What If You Can't Afford To Retire?
If you listen to the ads from financial companies, or read the financial press, or watch financial gurus and hucksters on television, you may think that being financially ready for retirement means investing your money shrewdly. And therefore, if you cannot afford to retire, it means you did not invest well - and perhaps you just need to do a better job of it.
There is some truth to this notion, but not much. As many people learned in the last two years, investing "shrewdly" too often means putting your money at risk, and then losing too much of it when markets turn sour. Truly wise investment, however, means not gambling with money you can't afford to lose - which for most of us means: not gambling at all.

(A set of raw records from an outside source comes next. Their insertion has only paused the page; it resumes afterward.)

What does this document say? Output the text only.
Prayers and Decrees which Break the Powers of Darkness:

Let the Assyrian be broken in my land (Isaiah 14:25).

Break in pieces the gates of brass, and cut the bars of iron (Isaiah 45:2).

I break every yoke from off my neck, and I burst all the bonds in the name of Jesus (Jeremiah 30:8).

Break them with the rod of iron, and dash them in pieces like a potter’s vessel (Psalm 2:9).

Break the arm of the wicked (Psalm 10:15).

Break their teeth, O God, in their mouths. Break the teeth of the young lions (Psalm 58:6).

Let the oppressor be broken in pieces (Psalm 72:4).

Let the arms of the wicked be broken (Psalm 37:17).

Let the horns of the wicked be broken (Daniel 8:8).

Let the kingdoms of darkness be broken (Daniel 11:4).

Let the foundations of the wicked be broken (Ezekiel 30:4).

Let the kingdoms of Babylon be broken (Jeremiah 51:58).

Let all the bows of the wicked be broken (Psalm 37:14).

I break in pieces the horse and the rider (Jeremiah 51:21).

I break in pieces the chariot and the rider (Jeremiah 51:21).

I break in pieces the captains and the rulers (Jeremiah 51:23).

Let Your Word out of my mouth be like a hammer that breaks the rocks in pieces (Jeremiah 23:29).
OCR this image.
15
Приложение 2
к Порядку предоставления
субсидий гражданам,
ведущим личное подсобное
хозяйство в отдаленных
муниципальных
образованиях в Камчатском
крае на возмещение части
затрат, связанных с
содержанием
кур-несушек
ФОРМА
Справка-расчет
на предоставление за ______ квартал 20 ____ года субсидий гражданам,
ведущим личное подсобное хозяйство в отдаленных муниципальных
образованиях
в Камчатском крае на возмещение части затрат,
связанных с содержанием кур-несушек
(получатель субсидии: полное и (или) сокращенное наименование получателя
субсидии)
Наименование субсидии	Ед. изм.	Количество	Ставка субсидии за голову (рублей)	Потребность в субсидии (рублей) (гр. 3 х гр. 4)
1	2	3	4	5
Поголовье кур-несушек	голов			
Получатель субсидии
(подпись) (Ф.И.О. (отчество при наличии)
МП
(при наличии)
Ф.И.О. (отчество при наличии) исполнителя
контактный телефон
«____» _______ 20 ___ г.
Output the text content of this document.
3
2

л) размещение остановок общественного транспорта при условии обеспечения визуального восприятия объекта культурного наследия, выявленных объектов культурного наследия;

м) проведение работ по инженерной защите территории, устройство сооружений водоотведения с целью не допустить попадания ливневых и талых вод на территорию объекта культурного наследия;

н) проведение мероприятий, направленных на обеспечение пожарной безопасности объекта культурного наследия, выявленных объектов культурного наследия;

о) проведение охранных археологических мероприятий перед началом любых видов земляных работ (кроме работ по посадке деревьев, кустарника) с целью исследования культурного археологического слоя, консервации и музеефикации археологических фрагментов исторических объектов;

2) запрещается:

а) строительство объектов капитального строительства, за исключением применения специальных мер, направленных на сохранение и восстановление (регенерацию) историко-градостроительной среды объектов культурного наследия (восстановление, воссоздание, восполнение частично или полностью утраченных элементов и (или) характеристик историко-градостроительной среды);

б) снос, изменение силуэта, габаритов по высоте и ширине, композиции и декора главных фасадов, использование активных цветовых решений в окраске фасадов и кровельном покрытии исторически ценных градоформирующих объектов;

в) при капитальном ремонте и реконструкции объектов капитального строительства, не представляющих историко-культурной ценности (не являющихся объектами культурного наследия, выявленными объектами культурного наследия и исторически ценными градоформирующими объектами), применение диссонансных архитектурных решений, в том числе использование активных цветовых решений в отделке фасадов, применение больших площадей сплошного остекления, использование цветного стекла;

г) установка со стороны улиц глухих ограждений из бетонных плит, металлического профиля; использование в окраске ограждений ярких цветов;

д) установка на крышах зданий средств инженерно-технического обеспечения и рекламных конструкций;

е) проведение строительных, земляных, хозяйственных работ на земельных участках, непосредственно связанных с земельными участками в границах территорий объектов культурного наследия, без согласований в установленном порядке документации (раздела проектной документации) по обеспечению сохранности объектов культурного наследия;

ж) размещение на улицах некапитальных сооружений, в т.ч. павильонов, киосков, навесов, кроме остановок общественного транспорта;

Not gambling doesn't mean always taking the most conservative path, but it does mean diversifying, not putting much of our nest-egg into the stock market (where, for most people, more than twenty or twenty-five percent is probably too much, if they are retired or anywhere near retirement age), and not panicking and withdrawing our funds from the market when the indexes drop.
Those of us who did not already know these things learned them during the recession that we are still struggling to get out of. But the financial industry still lags behind, perhaps because they have a vested interest in promoting investment. They still try to give you the impression that if you don't quite have enough, you can make up the difference just by investing a little smarter (i.e., more aggressively and, coincidentally, using the advertiser's or advisor's funds or services).
This is an appealing message, because it tells us that we don't have to give up anything. We don't have to work harder or longer, and we don't have to be more disciplined about our expenses. We just have to get our money to work harder. No skin off of our noses.
Until, of course, the markets rebel and then it's not just skin off our noses, but flesh off our bones. If you are getting near to retirement age, or are already there, the best thing you can do for yourself is simply to not listen to these blandishments. No matter how smart you are, and no matter how smart your financial advisor is, investing your way out of a tight spot is a gamble, pure and simple. And once you're retired, if you find you have lost that gamble, you may be in worse than a tight spot - you may be in a predicament that you can no longer escape. Once you have been retired for a while, it's going to be very tough to go back and earn money like you can before you retire, and for one reason or another you may not be able to work at all. You can't afford to truly gamble in retirement.
So if you are doubtful that you can afford to retire, resist the temptation to try to invest your way back into a good position. Instead, you really have only two reliable choices, or a combination of them: (1) work more, and/or (2) reduce your expenses.
Working more can mean simply postponing retirement for a year or two or more, or it may mean using the Workforce50 site to find yourself a better-paying job - or maybe a second, part-time job. If you are married, perhaps your spouse can be considering similar options. If you are in your late fifties or early sixties and in average (not great, merely average) health for your age, you are expected to live well into your eighties. You could afford to work a few more years and probably still have a lot of time left to enjoy your retirement.
Reducing your expenses might be an even better option, though. It's true, of course, that we all tend to cringe just at the thought of it. We always intended our lives to get better and better - often translating to: being able to afford to spend more and more money. But this equation between quality of life and spending money is mostly phony, and if you are feeling financially pinched, maybe it's time to reconsider.
If you are like most Americans your age, you live in a home that's about twice as big as you really need, you eat richer food than is good for you, and you don't even realize where you spend most of your money. You could probably live on half of what you spend now and, after a brief period of adjustment (which might be difficult for you, or might feel like a big relief), you will be just as happy as you were before.
You may even be happier, because you will have less house and yard to take care of, so you can spend more time actually enjoying yourself, you will feel more vigorous if you start eating more basic foods, and you will be less stressed about making ends meet.
If you are wealthy, you're not reading this anyway. If you're not wealthy, you will be far better off if you stop listening to the siren song that has been sung to us much of our lives: invest well, get rich, retire and live high off the hog. Even if you could do it that way, you would not be happier than if you live well but modestly, and derive your pleasure not from spending money, but from what has true value: friendship, love, purposeful activity, healthy living, tending to the inner you, and acceptance of life as it is.
You know what? You probably can afford to retire!